Addressing Our Looming Climate Bankruptcy


In the wake of the economic crash of 2008, the resilience of millions of Americans’ personal finances collapsed in the face of unexpected stresses — loss of a job, collapse of a home’s value, decline in stock prices, or a medical emergency. Personal bankruptcy filings accelerated from just under 600,000 in 2006 to over 1.5 million in 2010.

Sometimes the stresses piled on one another, as when the loss of a job deprived a family of medical insurance and then a medical emergency hit. The financial woes that led to the wave of bankruptcies took most of us by surprise, even though iconoclasts in the banking industry had been warning of looming disaster for months or even years. And in the wake of the bankruptcies came a wave of homelessness, suffering and anxiety.

In just the same way we were warned of the subprime mortgage bubble, we have been warned of climate change’s looming impact. And this summer is driving home the need to be concerned about looming climate bankruptcy.
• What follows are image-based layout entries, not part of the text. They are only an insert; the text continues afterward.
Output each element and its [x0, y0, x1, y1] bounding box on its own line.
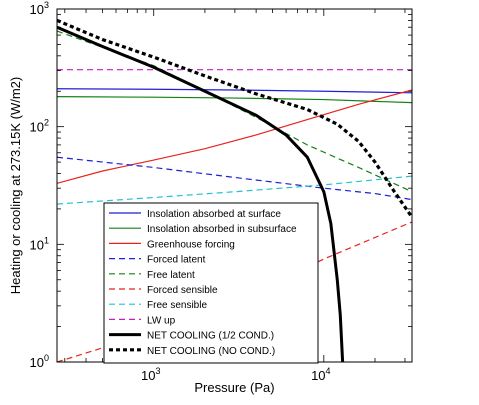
legend-label: Free sensible	[147, 300, 207, 311]
x-tick-label: 104	[311, 366, 330, 383]
series-line-9	[57, 25, 345, 362]
legend-label: Forced latent	[147, 255, 206, 266]
x-tick-label: 103	[141, 366, 160, 383]
y-tick-label: 100	[30, 353, 49, 370]
legend-label: Forced sensible	[147, 285, 218, 296]
x-axis-label: Pressure (Pa)	[194, 380, 274, 395]
y-tick-label: 102	[30, 118, 49, 135]
y-tick-label: 103	[30, 0, 49, 17]
series-line-2	[57, 96, 412, 104]
legend-label: Insolation absorbed at surface	[147, 209, 281, 220]
series-layer	[57, 18, 412, 362]
legend-label: LW up	[147, 315, 176, 326]
y-tick-label: 101	[30, 235, 49, 252]
legend: Insolation absorbed at surface Insolation…	[103, 202, 319, 364]
series-line-4	[57, 156, 412, 201]
legend-label: NET COOLING (1/2 COND.)	[147, 331, 274, 342]
legend-box	[103, 202, 319, 364]
legend-label: NET COOLING (NO COND.)	[147, 346, 275, 357]
series-line-7	[57, 175, 412, 205]
series-line-1	[57, 88, 412, 94]
series-line-10	[57, 18, 412, 219]
series-line-5	[57, 30, 412, 193]
legend-label: Greenhouse forcing	[147, 239, 235, 250]
series-line-3	[57, 89, 412, 184]
legend-label: Free latent	[147, 270, 195, 281]
legend-label: Insolation absorbed in subsurface	[147, 224, 297, 235]
y-axis-label: Heating or cooling at 273.15K (W/m2)	[8, 77, 23, 295]
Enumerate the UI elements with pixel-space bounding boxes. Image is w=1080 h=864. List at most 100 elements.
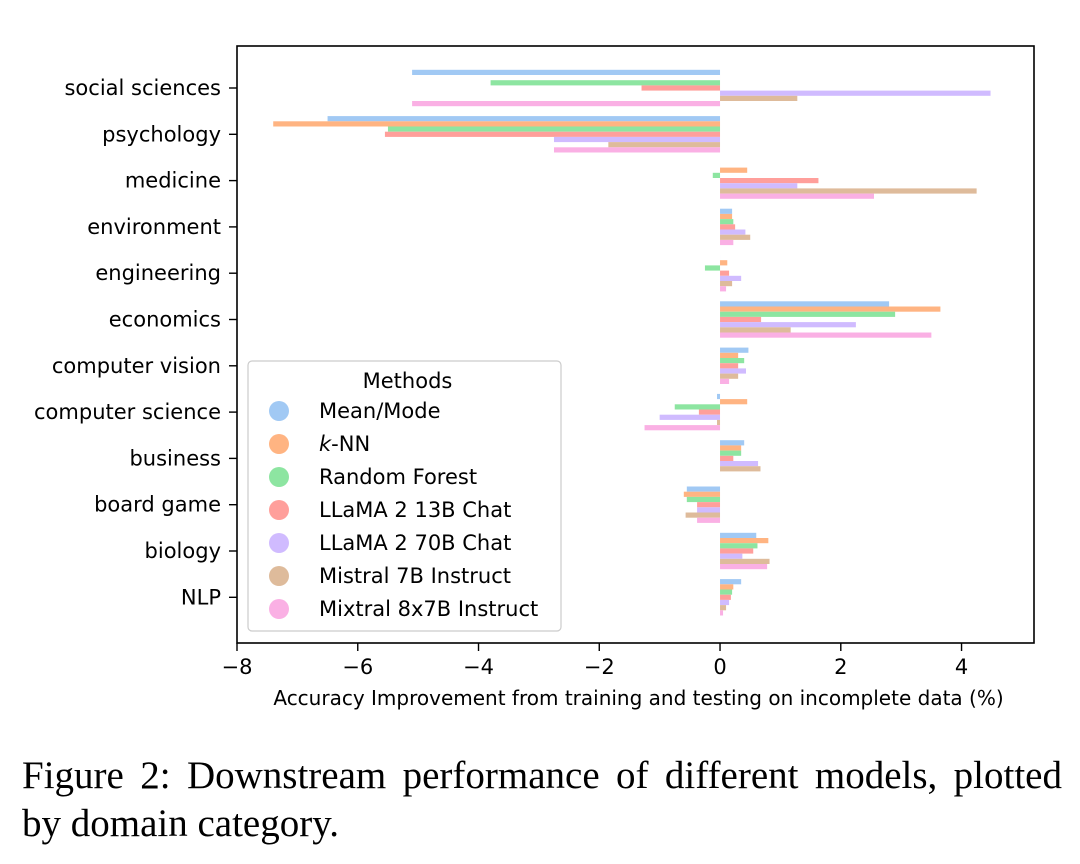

Just as unsustainable debts and freewheeling lending practices reduced the resilience of personal and national financial systems, so our mounting climate debt is warming the earth and reducing the resilience of our food, water and social systems. Much like an overdrawn bank account, we are rapidly depleting the carbon storehouses of our forests, and the deposits of coal and fossil fuels underground. By releasing all this carbon dioxide into the air, we are tipping the atmosphere’s balance sheets into the red — too much carbon in the atmosphere for our forests and oceans to absorb it all. The more CO2 we pump into the atmosphere, the further in debt we go, and the more sacrifice we’ll need to make to balance our carbon budget in the future.

And this summer the impacts of our mounting climate debt became clear. July was the hottest month ever in U.S. history (3.3°F above the 20th century average). Drought has reduced water levels in soils and rivers across much of the country, and spectacular and unprecedented heat has evaporated what little water is available, baking our soils and forests. With the natural resilience of our forests and watersheds reduced, climate bankruptcy hits home, yielding charred homes from fires in Colorado; suffering in stifling, power-less homes across the East; and reduced yields in the parched breadbasket of the Midwest.

We have been told that climate change is coming and will have big impacts. But this summer has made many Americans wonder if it isn’t here now. And new research from NASA scientists shows they’re right: climate change is likely responsible for the destructive heat waves we have experienced over the past decade.

And extreme temperatures are occurring faster than scientists anticipated. Extremely hot summers — warmer than virtually ever occurred during a base period of 1951-1980 — have occurred across more than 10% of the world’s lands during the past several years. Extremely hot temperatures are more than 10 times more likely to occur now than 50 years ago.

You have likely felt the heat this year — which has broken tens of thousands of heat records across the U.S. But do you also recall the heat wave in Texas and Oklahoma just last year that killed 100,000 cattle and 500 million trees? The Russian heat wave two years ago that killed 56,000 people? The European heat wave in 2003 that killed [at least 35,000] people? The new research shows that this is not just year-to-year variation in weather, but almost certainly due to global climate change causing warmer temperatures.